This week we saw improvement on the government policy front.  Yesterday, President Bush announced an end to the steel tariffs that have caused such noise from Europe andChina, as he announced that they had served their purpose.  Generally any government policy that restricts free trade is bad, but when concerted foreign competitive practices cause whole-industry disruption in a target country and the jobs it provides, action may be warranted.  But the questions are always complicated and heavily influenced by bias.

The market continues its sideways movement as the numbers from business and government continue adding to the case that the recovery is real and sustainable.  But everyone, from individual investors to institutional giants, from small businesses to mega-corporations, from the Federal Reserve to the Administration, remains cautious on the future of this economy.

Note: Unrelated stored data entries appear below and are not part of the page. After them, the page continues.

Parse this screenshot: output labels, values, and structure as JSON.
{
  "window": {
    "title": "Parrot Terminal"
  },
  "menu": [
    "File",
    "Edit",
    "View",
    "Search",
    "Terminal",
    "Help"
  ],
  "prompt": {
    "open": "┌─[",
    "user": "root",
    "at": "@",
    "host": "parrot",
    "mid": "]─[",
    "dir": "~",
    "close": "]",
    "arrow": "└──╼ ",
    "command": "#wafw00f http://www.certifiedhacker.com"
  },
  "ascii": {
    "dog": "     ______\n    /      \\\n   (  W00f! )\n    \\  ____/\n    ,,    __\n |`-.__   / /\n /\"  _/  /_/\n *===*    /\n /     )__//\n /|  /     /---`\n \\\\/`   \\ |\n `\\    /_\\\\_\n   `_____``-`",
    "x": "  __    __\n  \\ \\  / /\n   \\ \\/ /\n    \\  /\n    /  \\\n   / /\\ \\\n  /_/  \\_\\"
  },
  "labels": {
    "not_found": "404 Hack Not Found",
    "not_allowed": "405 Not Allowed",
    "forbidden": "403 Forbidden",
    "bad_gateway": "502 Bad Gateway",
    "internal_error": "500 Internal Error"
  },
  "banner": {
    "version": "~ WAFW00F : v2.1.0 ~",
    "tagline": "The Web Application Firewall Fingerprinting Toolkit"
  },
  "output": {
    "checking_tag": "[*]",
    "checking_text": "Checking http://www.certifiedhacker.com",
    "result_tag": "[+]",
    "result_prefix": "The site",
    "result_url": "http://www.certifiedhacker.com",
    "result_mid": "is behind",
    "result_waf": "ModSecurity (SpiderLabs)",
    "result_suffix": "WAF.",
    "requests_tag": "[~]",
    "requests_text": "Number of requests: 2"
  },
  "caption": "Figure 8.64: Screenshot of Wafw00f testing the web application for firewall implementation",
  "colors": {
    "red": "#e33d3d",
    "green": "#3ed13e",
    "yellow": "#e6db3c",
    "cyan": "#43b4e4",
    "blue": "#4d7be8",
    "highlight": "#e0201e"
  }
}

The economy grew 7.2% from July through September.  That’s the fastest growth rate since 1984 and more than twice that of the second quarter.  For the first time in history, the economy exceeded $11 trillion, before adjustments for inflation, according to Bloomberg.  Consumers spent at the fastest pace in six years and businesses showed strong increases in fixed investments.  Numerous retailing managers have said their businesses improved noticeably after President Bush signed the tax-cut bill into law in July.  Non-retailers are also joining the recovery.  Profits of 375 members of the S&P 500 companies are up an average 22%.